1. Every time you enter the market, the loss cannot exceed one tenth of the principal (you can agree on a ratio yourself, remember not to be too large).
Every time you conduct foreign exchange transactions, you must strictly control your own losses, and the maximum loss cannot exceed one tenth of the principal. In order to control it, it is best to set a stop loss when trading, so as to ensure that your losses will not expand.
2. Be sure to set a stop loss.
Setting the stop loss position can effectively control the investment risk. It allows foreign exchange investors to keep their funds for trading when they make mistakes.
3. Don't place orders frequently
Just don't buy and sell because of buying and selling. After studying and observing the psychology of market investors, relevant experts found that there is such a phenomenon: many people will buy and sell foreign exchange because they want to buy and sell foreign exchange, but their first thought is not "Why should I buy and sell foreign exchange?" "Can I make a profit from this transaction?" .
4. Don't let the position turn from profit to loss.
This is easier said than done. In the face of attractive profits, many people still want more and will never be satisfied. In the end, the market peaked and the price fell step by step. They also hold the mentality of "this is just an adjustment" and think that "the market will hit a new high". Unfortunately, it backfired. In the end, the profit was gone and the loss was made. As long as there is profit, no matter how much, you are a winner. )
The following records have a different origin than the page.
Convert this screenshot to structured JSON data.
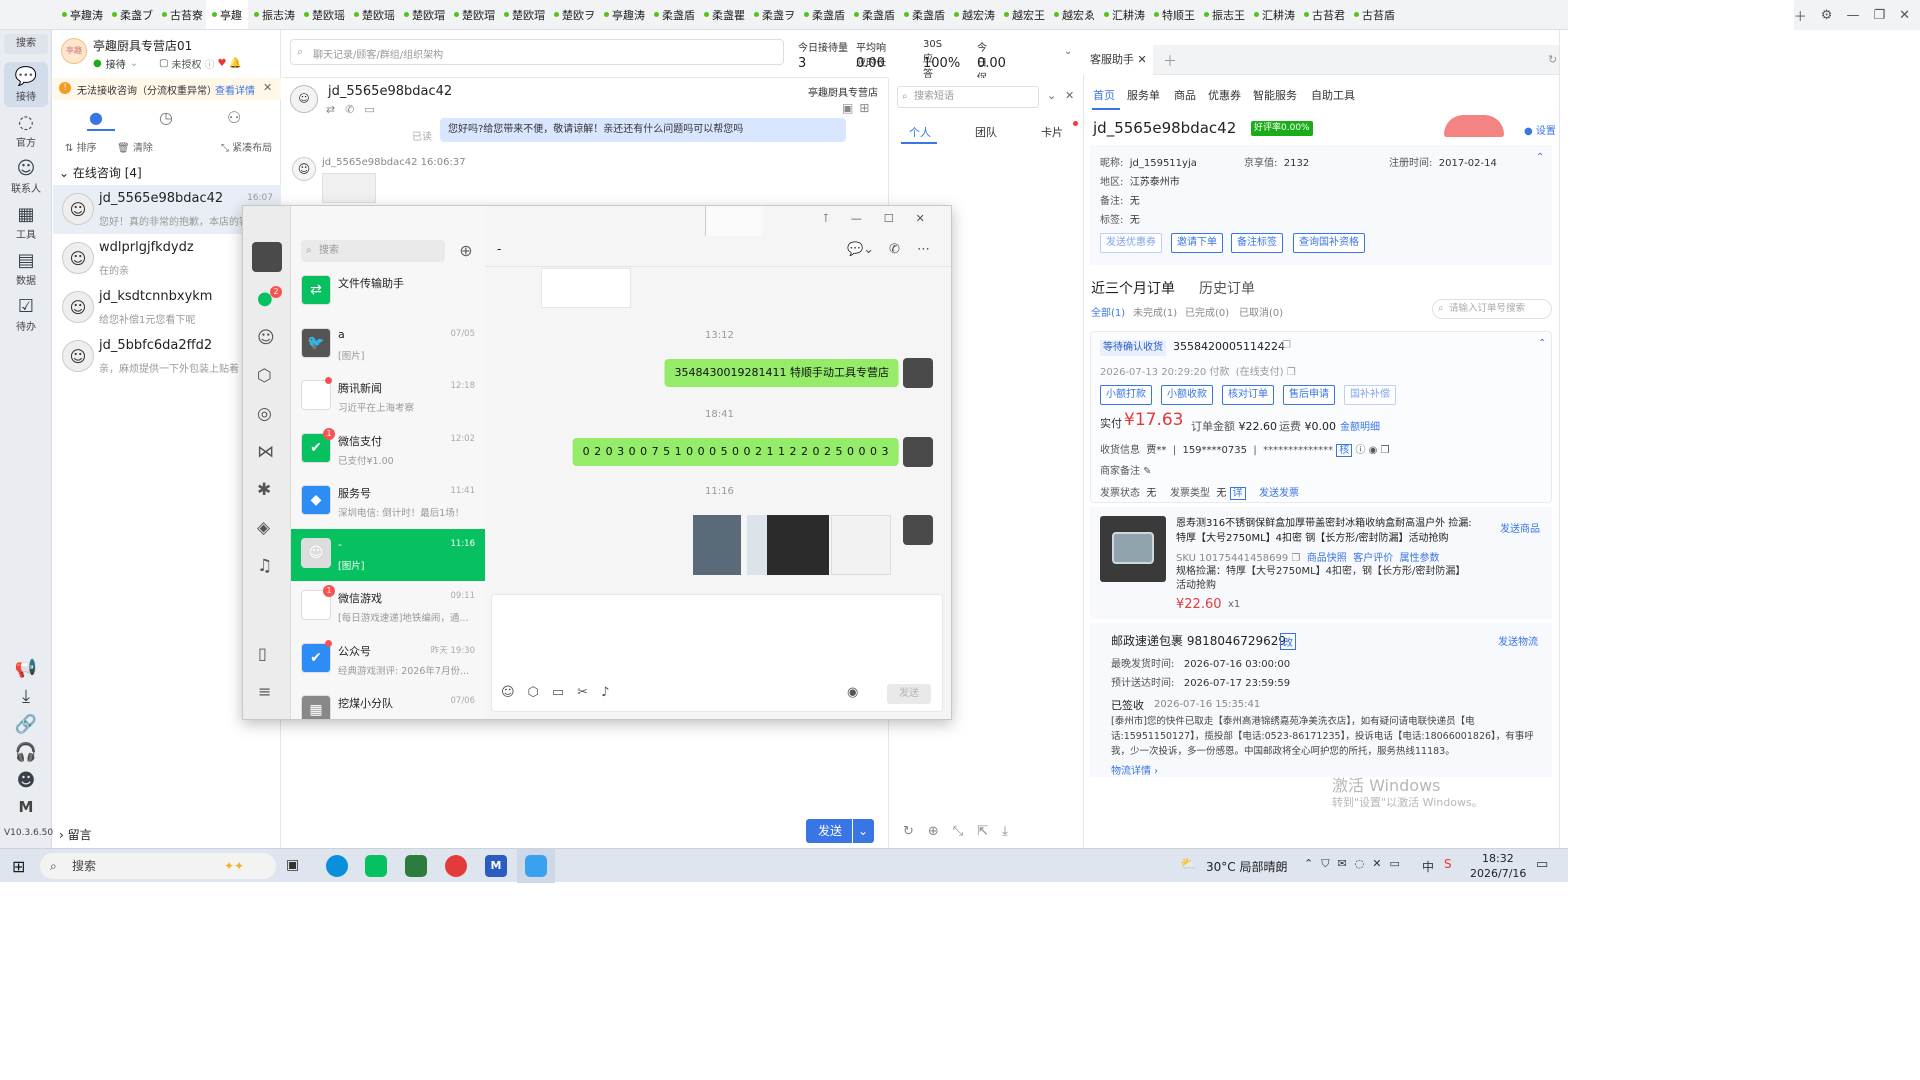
{
  "tabs": [
    "亭趣涛",
    "柔盏ブ",
    "古苔寮",
    "亭趣",
    "振志涛",
    "楚欧瑶",
    "楚欧瑶",
    "楚欧瑁",
    "楚欧瑁",
    "楚欧瑁",
    "楚欧ヲ",
    "亭趣涛",
    "柔盏盾",
    "柔盏瞿",
    "柔盏ヲ",
    "柔盏盾",
    "柔盏盾",
    "柔盏盾",
    "越宏涛",
    "越宏王",
    "越宏ゑ",
    "汇耕涛",
    "特顺王",
    "振志王",
    "汇耕涛",
    "古苔君",
    "古苔盾"
  ],
  "active_tab_index": 3,
  "leftnav": {
    "search": "搜索",
    "items": [
      "接待",
      "官方",
      "联系人",
      "工具",
      "数据",
      "待办"
    ],
    "version": "V10.3.6.500"
  },
  "shop": {
    "name": "亭趣厨具专营店01",
    "status_reception": "接待",
    "status_auth": "未授权"
  },
  "warning": {
    "text": "无法接收咨询（分流权重异常）",
    "link": "查看详情"
  },
  "list_actions": {
    "sort": "排序",
    "clear": "清除",
    "layout": "紧凑布局"
  },
  "online_section": "在线咨询 [4]",
  "message_section": "留言",
  "conversations": [
    {
      "name": "jd_5565e98bdac42",
      "time": "16:07",
      "preview": "您好！真的非常的抱歉，本店的客"
    },
    {
      "name": "wdlprlgjfkdydz",
      "time": "",
      "preview": "在的亲"
    },
    {
      "name": "jd_ksdtcnnbxykm",
      "time": "",
      "preview": "给您补偿1元您看下呢"
    },
    {
      "name": "jd_5bbfc6da2ffd2",
      "time": "",
      "preview": "亲，麻烦提供一下外包装上贴着"
    }
  ],
  "chat_search_placeholder": "聊天记录/顾客/群组/组织架构",
  "stats": [
    {
      "label": "今日接待量",
      "value": "3"
    },
    {
      "label": "平均响应时长",
      "value": "0.00"
    },
    {
      "label": "30S应答率",
      "value": "100%"
    },
    {
      "label": "今日促成下单金额",
      "value": "0.00"
    }
  ],
  "chat_header": {
    "user": "jd_5565e98bdac42",
    "shop": "亭趣厨具专营店"
  },
  "chat_msgs": {
    "read": "已读",
    "top_msg": "您好吗?给您带来不便，敬请谅解！亲还还有什么问题吗可以帮您吗",
    "sender": "jd_5565e98bdac42 16:06:37"
  },
  "chat_send": "发送",
  "quick_reply": {
    "placeholder": "搜索短语",
    "tabs": [
      "个人",
      "团队",
      "卡片"
    ]
  },
  "right_panel": {
    "tab": "客服助手",
    "nav": [
      "首页",
      "服务单",
      "商品",
      "优惠券",
      "智能服务",
      "自助工具"
    ],
    "customer_id": "jd_5565e98bdac42",
    "good_rate": "好评率0.00%",
    "settings": "设置",
    "nickname_label": "昵称:",
    "nickname": "jd_159511yja",
    "jingxiang_label": "京享值:",
    "jingxiang": "2132",
    "reg_label": "注册时间:",
    "reg": "2017-02-14",
    "region_label": "地区:",
    "region": "江苏泰州市",
    "remark_label": "备注:",
    "remark": "无",
    "tag_label": "标签:",
    "tag": "无",
    "btns": [
      "发送优惠券",
      "邀请下单",
      "备注标签",
      "查询国补资格"
    ],
    "order_tabs": [
      "近三个月订单",
      "历史订单"
    ],
    "order_filters": [
      "全部(1)",
      "未完成(1)",
      "已完成(0)",
      "已取消(0)"
    ],
    "order_search": "请输入订单号搜索",
    "order": {
      "status": "等待确认收货",
      "id": "3558420005114224",
      "time": "2026-07-13 20:29:20 付款",
      "pay": "(在线支付)",
      "btns": [
        "小额打款",
        "小额收款",
        "核对订单",
        "售后申请",
        "国补补偿"
      ],
      "paid_label": "实付",
      "paid": "¥17.63",
      "amount_label": "订单金额",
      "amount": "¥22.60",
      "freight_label": "运费",
      "freight": "¥0.00",
      "amount_detail": "金额明细",
      "receiver_label": "收货信息",
      "receiver": "贾**",
      "phone": "159****0735",
      "addr": "**************",
      "merchant_remark": "商家备注",
      "invoice_status_label": "发票状态",
      "invoice_status": "无",
      "invoice_type_label": "发票类型",
      "invoice_type": "无",
      "invoice_detail": "详",
      "send_invoice": "发送发票"
    },
    "product": {
      "title": "恩寿测316不锈钢保鲜盒加厚带盖密封冰箱收纳盒耐高温户外 捡漏: 特厚【大号2750ML】4扣密 钢【长方形/密封防漏】活动抢购",
      "send": "发送商品",
      "sku": "SKU 10175441458699",
      "links": [
        "商品快照",
        "客户评价",
        "属性参数"
      ],
      "spec": "规格捡漏：特厚【大号2750ML】4扣密，钢【长方形/密封防漏】活动抢购",
      "price": "¥22.60",
      "qty": "x1"
    },
    "logistics": {
      "title": "邮政速递包裹 9818046729629",
      "change": "改",
      "track": "发送物流",
      "latest_ship_label": "最晚发货时间:",
      "latest_ship": "2026-07-16 03:00:00",
      "eta_label": "预计送达时间:",
      "eta": "2026-07-17 23:59:59",
      "signed": "已签收",
      "signed_time": "2026-07-16 15:35:41",
      "detail": "[泰州市]您的快件已取走【泰州高港锦绣嘉苑净美洗衣店】，如有疑问请电联快递员【电话:15951150127】，揽投部【电话:0523-86171235】，投诉电话【电话:18066001826】，有事呼我，少一次投诉，多一份感恩。中国邮政将全心呵护您的所托，服务热线11183。",
      "more": "物流详情"
    }
  },
  "wechat": {
    "search": "搜索",
    "chat_title": "-",
    "chats": [
      {
        "title": "文件传输助手",
        "sub": "",
        "time": "",
        "color": "#07c160",
        "glyph": "⇄"
      },
      {
        "title": "a",
        "sub": "[图片]",
        "time": "07/05",
        "color": "#555",
        "glyph": "🐦"
      },
      {
        "title": "腾讯新闻",
        "sub": "习近平在上海考察",
        "time": "12:18",
        "color": "#fff",
        "glyph": "◉"
      },
      {
        "title": "微信支付",
        "sub": "已支付¥1.00",
        "time": "12:02",
        "color": "#07c160",
        "glyph": "✔"
      },
      {
        "title": "服务号",
        "sub": "深圳电信: 倒计时！最后1场！",
        "time": "11:41",
        "color": "#2e8df5",
        "glyph": "◆"
      },
      {
        "title": "-",
        "sub": "[图片]",
        "time": "11:16",
        "color": "#ddd",
        "glyph": "☺"
      },
      {
        "title": "微信游戏",
        "sub": "[每日游戏速递]地铁编闹，通...",
        "time": "09:11",
        "color": "#fff",
        "glyph": "✦"
      },
      {
        "title": "公众号",
        "sub": "经典游戏测评: 2026年7月份...",
        "time": "昨天 19:30",
        "color": "#2e8df5",
        "glyph": "✔"
      },
      {
        "title": "挖煤小分队",
        "sub": "",
        "time": "07/06",
        "color": "#888",
        "glyph": "▦"
      }
    ],
    "time1": "13:12",
    "msg1": "3548430019281411  特顺手动工具专营店",
    "time2": "18:41",
    "msg2": "0 2 0 3 0 0 7 5 1 0 0 0 5 0 0 2 1 1 2 2 0 2 5 0 0 0 3",
    "time3": "11:16",
    "send": "发送"
  },
  "windows_activation": {
    "line1": "激活 Windows",
    "line2": "转到\"设置\"以激活 Windows。"
  },
  "taskbar": {
    "search": "搜索",
    "weather": "30°C  局部晴朗",
    "ime": "中",
    "time": "18:32",
    "date": "2026/7/16"
  }
}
5. Don't go against the tide.
Don't go against the market, this should take into account the operation cycle and be applied. That is to distinguish the trend of long, medium and short periods in the market, and judge whether the operation period is long, medium and short by combining with oneself. For example, if the market falls in the short term and your own operating cycle is also a short-term behavior, then don't hold it for a long time.
6, do not understand the market, that is, close the position and leave.
If you have doubts about your own operation and original views, then this mentality will seriously affect investors' operational decisions, and in the long run, it will only lead to investment mistakes.
7. Only in active markets.
Only an active market has the opportunity to make huge profits and also to cause losses.